# Advantages of Final Cut Express over iMovie?



## jbaugh (Jan 11, 2005)

I'm new to digital movie making.  I've owned my Canon Optura 40 for about three months. I've been using iMovie 4 to edit my movies.  I feel reasonably proficient with this product. Now I'm wondering what the advantages might be to moving up to Final Cut Express.  Does FCE have significantly better functionality to justify the cost and learning curve?  The cost is not the major concern.  I'm more concerned about the complexity of FCE compared to iMovie and the resultant learning curve that will be required. 

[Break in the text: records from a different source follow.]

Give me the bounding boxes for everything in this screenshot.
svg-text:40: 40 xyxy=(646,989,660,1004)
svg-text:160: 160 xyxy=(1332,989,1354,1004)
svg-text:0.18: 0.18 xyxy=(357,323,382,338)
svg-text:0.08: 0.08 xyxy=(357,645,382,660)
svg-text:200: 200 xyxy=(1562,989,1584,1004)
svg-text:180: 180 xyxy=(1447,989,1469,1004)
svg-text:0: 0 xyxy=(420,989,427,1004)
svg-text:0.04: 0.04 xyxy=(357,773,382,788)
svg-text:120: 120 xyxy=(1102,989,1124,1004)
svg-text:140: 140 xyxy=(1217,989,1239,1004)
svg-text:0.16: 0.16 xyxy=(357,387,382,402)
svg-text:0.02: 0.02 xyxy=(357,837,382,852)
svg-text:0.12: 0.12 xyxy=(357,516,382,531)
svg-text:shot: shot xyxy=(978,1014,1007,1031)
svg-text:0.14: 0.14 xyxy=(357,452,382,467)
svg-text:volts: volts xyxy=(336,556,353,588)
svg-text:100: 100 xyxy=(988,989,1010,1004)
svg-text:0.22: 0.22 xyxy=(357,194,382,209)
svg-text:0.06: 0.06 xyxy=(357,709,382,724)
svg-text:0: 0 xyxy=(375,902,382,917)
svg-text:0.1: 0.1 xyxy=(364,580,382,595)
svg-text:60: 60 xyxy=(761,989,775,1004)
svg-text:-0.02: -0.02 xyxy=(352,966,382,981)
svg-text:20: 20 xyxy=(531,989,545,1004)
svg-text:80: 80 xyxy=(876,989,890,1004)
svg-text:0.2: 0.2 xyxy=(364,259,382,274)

I'm not completely satisfied with the transitions and titling capabilities of iMovie.  Would I be happier with FCE?  I am primarily making 30- 50 minute movies of lectures and presentations using a single fixed focus digital camcorder on a tripod.  I have to make frequent edits to insert graphic paste overs and full screen text to complement the presenter's audio.  I would like the finished product to be reasonably well polished and have at least a semi-professional quality.  Most of the material will be burned to DVDs using iDVD.  Any advice will be appreciated.
John


----------



## Natobasso (Jan 11, 2005)

If you want all the features and functionality of a pro authoring house, get Final Cut. If you want the run-of-the-mill, good-enough-for-home-movies then just go with iMovie; which, by the way, comes with your computer when you buy it (at least my iMac did).

 iMovie transitions aren't very flexible at all. I've been doing my wedding video using it and it leaves quite a lot to be desired.

 Definitely go with Final Cut for more features, especially if price is no object.


----------



## Pengu (Jan 11, 2005)

I bought FCE with my G5 at the discounted rate. Now i see iLife 05 (with iMovie HD) is out, and FCE HD is out, i don't think i'll be getting the new FCE just yet. I recently had to make a very quick conversion from a MiniDV camera onto a VCD. I didn't even bother with FCE, i went straight to imove and then exported back to DV for toast to make a VCD.

FCE is great, it gives us home users some of the power in the pro tools, without all the cost. But it is definitely a learning curve. a big one. If you do a lot of video, maybe you'll love it. Im afraid i just don't do enough right now to warrant it...


----------



## jbaugh (Jan 11, 2005)

Pengu said:
			
		

> But it is definitely a learning curve. a big one. If you do a lot of video, maybe you'll love it. Im afraid i just don't do enough right now to warrant it...



I'm thinking I might fall into the same category as you do.  I'm not such I do enough video work to justify a lot of time spent learning how to use new software right now.
John


----------



## Pengu (Jan 11, 2005)

Im gonna upgrade to ilife 05, and then when i actually get a video camera (up until now, i've been doing stuff for other people) i'll maybe get the most recent version of FCE HD and make use of it..


----------